— Как Аш мне объяснил, тут дикие животные нечасто нападают на альвов, — поделилась Лантея, убирая за ухо выбившуюся прядь алых волос. — А если подобное и случается, то лишь из-за того, что хищник чувствует угрозу для себя или своего потомства. И альвы предпочитают постоять в сторонке, дожидаясь, пока зверь сам уйдет, чем прогонять его или, уж тем более, убивать — тут это вообще считается чуть ли не преступлением.
— Судя по такой логике, для них жизнь сородича ничего не стоит? — тихо спросил Оцарио.
— Ну, как мы сегодня убедились, так оно и есть, — фыркнул Виек, скрещивая руки на груди. — Они согласны были, чтобы их сослуживца сожрали живьем. Мол, зверь утолит жажду крови и уйдет.
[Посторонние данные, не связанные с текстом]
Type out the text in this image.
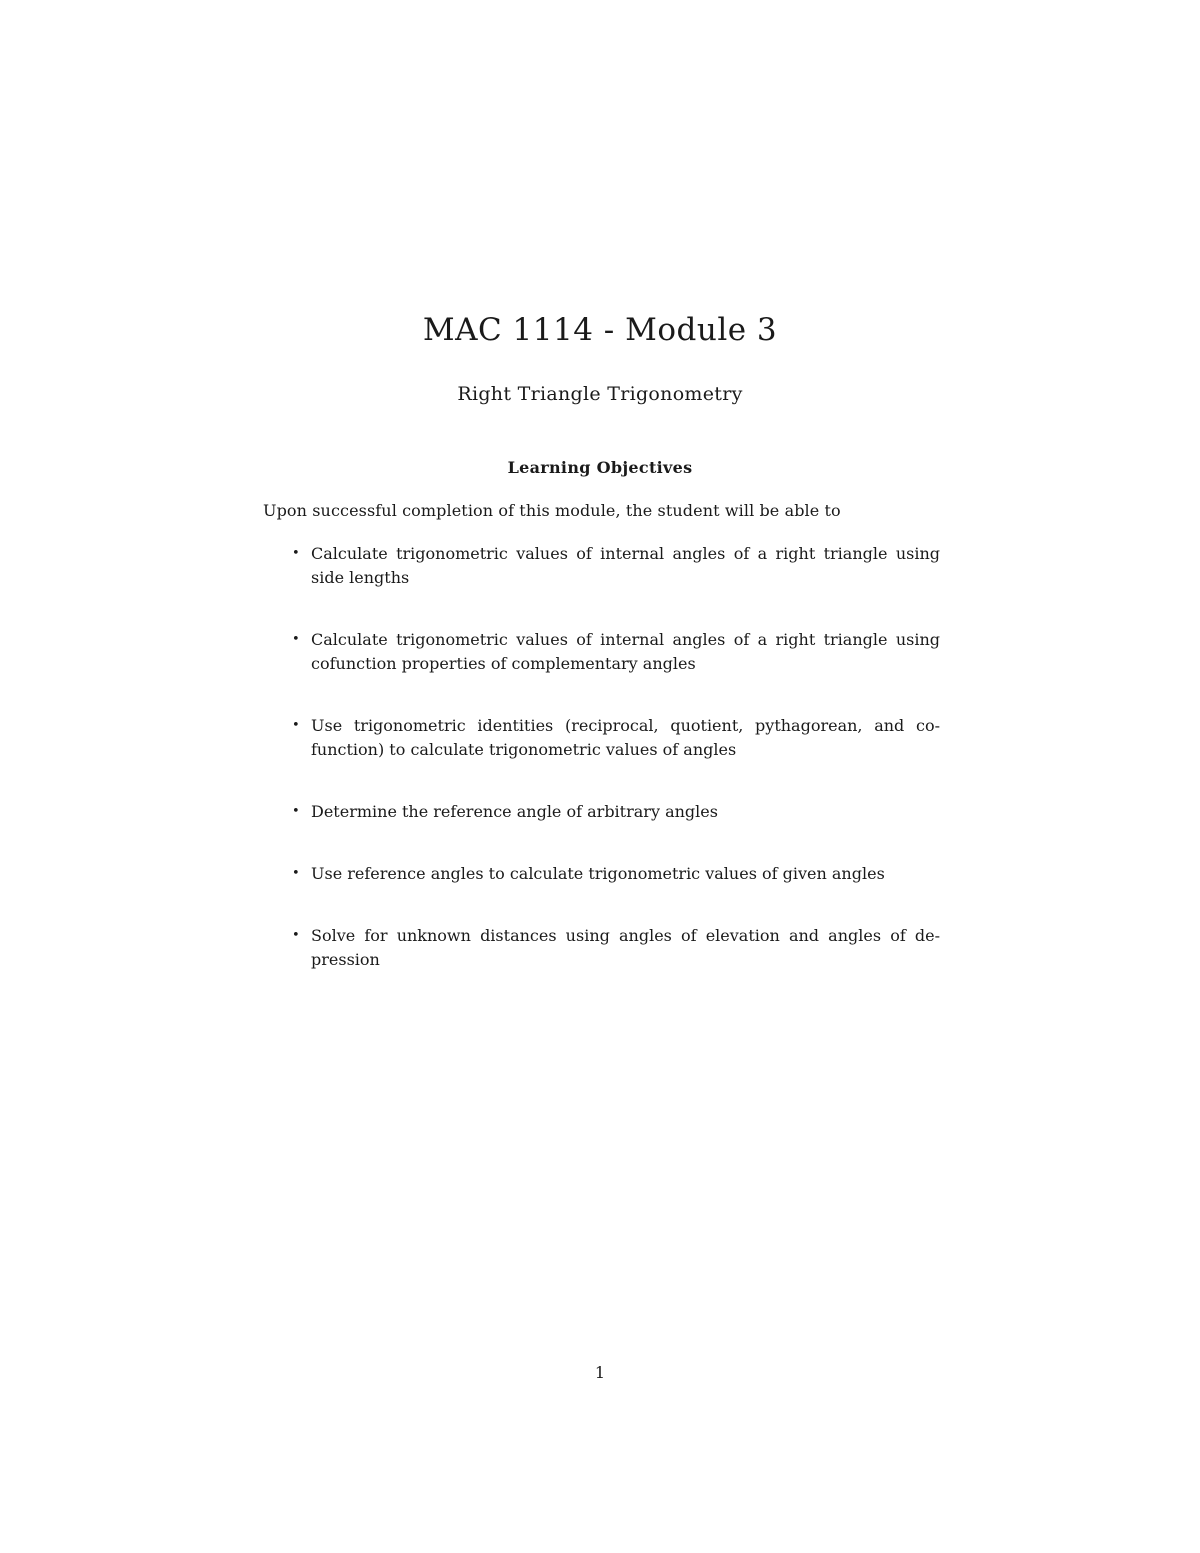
MAC 1114 - Module 3
Right Triangle Trigonometry
Learning Objectives
Upon successful completion of this module, the student will be able to
• Calculate trigonometric values of internal angles of a right triangle using
side lengths
• Calculate trigonometric values of internal angles of a right triangle using
cofunction properties of complementary angles
• Use trigonometric identities (reciprocal, quotient, pythagorean, and co-
function) to calculate trigonometric values of angles
• Determine the reference angle of arbitrary angles
• Use reference angles to calculate trigonometric values of given angles
• Solve for unknown distances using angles of elevation and angles of de-
pression
1
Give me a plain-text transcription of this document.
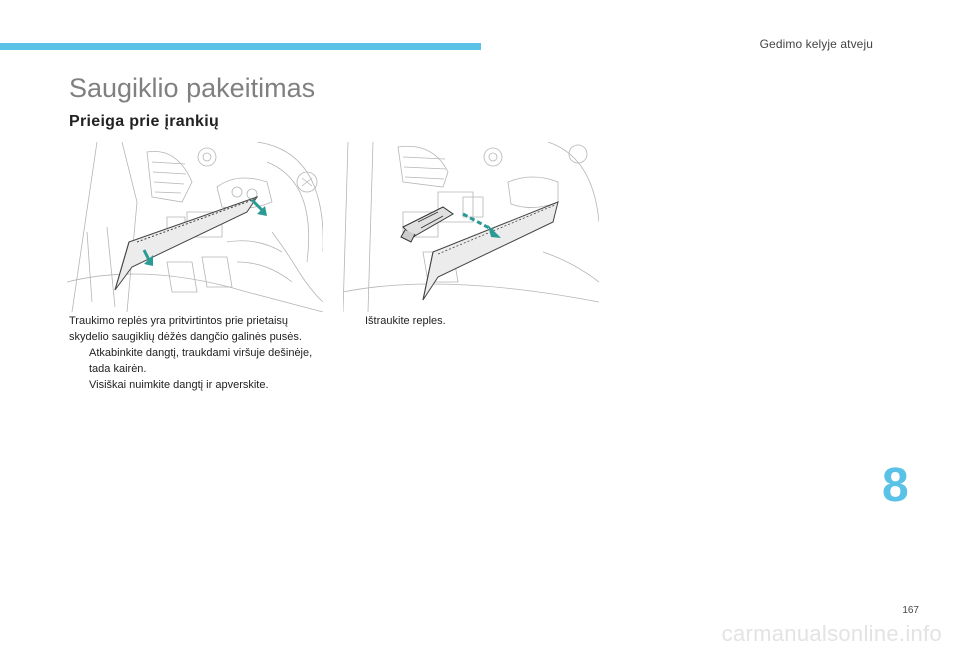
Gedimo kelyje atveju
Saugiklio pakeitimas
Prieiga prie įrankių

Traukimo replės yra pritvirtintos prie prietaisų skydelio saugiklių dėžės dangčio galinės pusės.

Atkabinkite dangtį, traukdami viršuje dešinėje, tada kairėn.

Visiškai nuimkite dangtį ir apverskite.

Ištraukite reples.

8
167
carmanualsonline.info
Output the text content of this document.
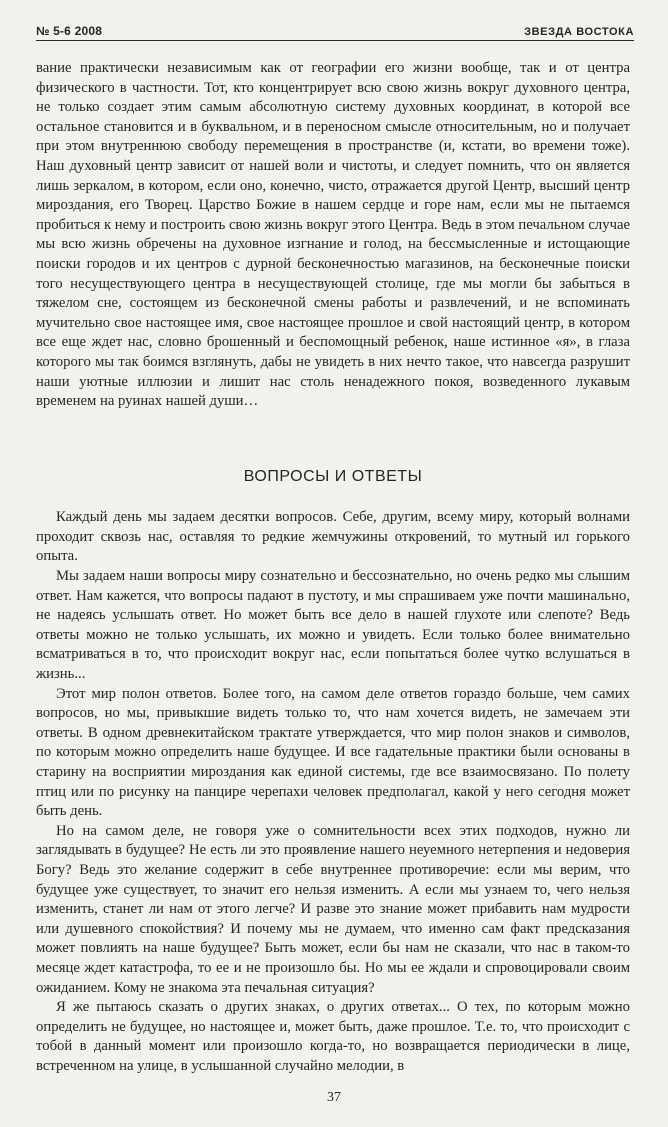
№ 5-6 2008	ЗВЕЗДА ВОСТОКА

вание практически независимым как от географии его жизни вообще, так и от центра физического в частности. Тот, кто концентрирует всю свою жизнь вокруг духовного центра, не только создает этим самым абсолютную систему духовных координат, в которой все остальное становится и в буквальном, и в переносном смысле относительным, но и получает при этом внутреннюю свободу перемещения в пространстве (и, кстати, во времени тоже). Наш духовный центр зависит от нашей воли и чистоты, и следует помнить, что он является лишь зеркалом, в котором, если оно, конечно, чисто, отражается другой Центр, высший центр мироздания, его Творец. Царство Божие в нашем сердце и горе нам, если мы не пытаемся пробиться к нему и построить свою жизнь вокруг этого Центра. Ведь в этом печальном случае мы всю жизнь обречены на духовное изгнание и голод, на бессмысленные и истощающие поиски городов и их центров с дурной бесконечностью магазинов, на бесконечные поиски того несуществующего центра в несуществующей столице, где мы могли бы забыться в тяжелом сне, состоящем из бесконечной смены работы и развлечений, и не вспоминать мучительно свое настоящее имя, свое настоящее прошлое и свой настоящий центр, в котором все еще ждет нас, словно брошенный и беспомощный ребенок, наше истинное «я», в глаза которого мы так боимся взглянуть, дабы не увидеть в них нечто такое, что навсегда разрушит наши уютные иллюзии и лишит нас столь ненадежного покоя, возведенного лукавым временем на руинах нашей души…

ВОПРОСЫ И ОТВЕТЫ

Каждый день мы задаем десятки вопросов. Себе, другим, всему миру, который волнами проходит сквозь нас, оставляя то редкие жемчужины откровений, то мутный ил горького опыта.

Мы задаем наши вопросы миру сознательно и бессознательно, но очень редко мы слышим ответ. Нам кажется, что вопросы падают в пустоту, и мы спрашиваем уже почти машинально, не надеясь услышать ответ. Но может быть все дело в нашей глухоте или слепоте? Ведь ответы можно не только услышать, их можно и увидеть. Если только более внимательно всматриваться в то, что происходит вокруг нас, если попытаться более чутко вслушаться в жизнь...

Этот мир полон ответов. Более того, на самом деле ответов гораздо больше, чем самих вопросов, но мы, привыкшие видеть только то, что нам хочется видеть, не замечаем эти ответы. В одном древнекитайском трактате утверждается, что мир полон знаков и символов, по которым можно определить наше будущее. И все гадательные практики были основаны в старину на восприятии мироздания как единой системы, где все взаимосвязано. По полету птиц или по рисунку на панцире черепахи человек предполагал, какой у него сегодня может быть день.

Но на самом деле, не говоря уже о сомнительности всех этих подходов, нужно ли заглядывать в будущее? Не есть ли это проявление нашего неуемного нетерпения и недоверия Богу? Ведь это желание содержит в себе внутреннее противоречие: если мы верим, что будущее уже существует, то значит его нельзя изменить. А если мы узнаем то, чего нельзя изменить, станет ли нам от этого легче? И разве это знание может прибавить нам мудрости или душевного спокойствия? И почему мы не думаем, что именно сам факт предсказания может повлиять на наше будущее? Быть может, если бы нам не сказали, что нас в таком-то месяце ждет катастрофа, то ее и не произошло бы. Но мы ее ждали и спровоцировали своим ожиданием. Кому не знакома эта печальная ситуация?

Я же пытаюсь сказать о других знаках, о других ответах... О тех, по которым можно определить не будущее, но настоящее и, может быть, даже прошлое. Т.е. то, что происходит с тобой в данный момент или произошло когда-то, но возвращается периодически в лице, встреченном на улице, в услышанной случайно мелодии, в

37
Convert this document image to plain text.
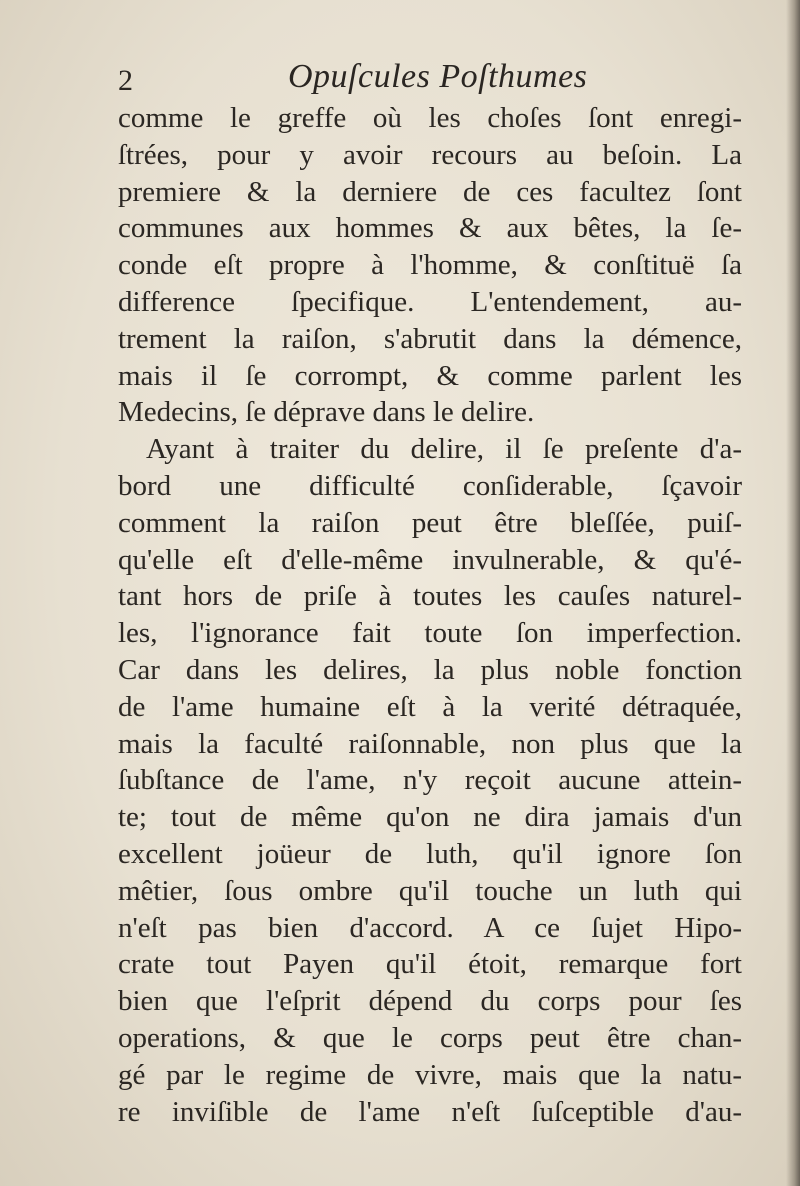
2	Opuſcules Poſthumes
comme le greffe où les choſes ſont enregi-
ſtrées, pour y avoir recours au beſoin. La
premiere & la derniere de ces facultez ſont
communes aux hommes & aux bêtes, la ſe-
conde eſt propre à l'homme, & conſtituë ſa
difference ſpecifique. L'entendement, au-
trement la raiſon, s'abrutit dans la démence,
mais il ſe corrompt, & comme parlent les
Medecins, ſe déprave dans le delire.
Ayant à traiter du delire, il ſe preſente d'a-
bord une difficulté conſiderable, ſçavoir
comment la raiſon peut être bleſſée, puiſ-
qu'elle eſt d'elle-même invulnerable, & qu'é-
tant hors de priſe à toutes les cauſes naturel-
les, l'ignorance fait toute ſon imperfection.
Car dans les delires, la plus noble fonction
de l'ame humaine eſt à la verité détraquée,
mais la faculté raiſonnable, non plus que la
ſubſtance de l'ame, n'y reçoit aucune attein-
te; tout de même qu'on ne dira jamais d'un
excellent joüeur de luth, qu'il ignore ſon
mêtier, ſous ombre qu'il touche un luth qui
n'eſt pas bien d'accord. A ce ſujet Hipo-
crate tout Payen qu'il étoit, remarque fort
bien que l'eſprit dépend du corps pour ſes
operations, & que le corps peut être chan-
gé par le regime de vivre, mais que la natu-
re inviſible de l'ame n'eſt ſuſceptible d'au-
— Я понимаю, что мы чужаки в этом Лесу, — сказала Эрмина, мотнув своей короткостриженой головой. — Мы не должны лезть к альвам со своими законами и видением мира, но ведь это же просто как-то противоестественно.
— Может, они считают это милосердием по отношению к животным? — предположил Оцарио, пожав плечами.
На это заявление Эрмина нахмурила брови и сжала губы:
— Тогда я не вижу ничего разумного в таком милосердии к каждой живой твари. Нужно уметь хотя бы постоять за себя, когда тебе угрожает опасность, а не просто плыть по течению и мирно ждать, когда угроза сама минует.
— Ты считаешь это глупостью, они — нормой, потому что живут так с начала времен. Что-то из наших обычаев и привычек покажется им неестественным и неправильным, — проговорила Лантея. — Мы просто два разных мира.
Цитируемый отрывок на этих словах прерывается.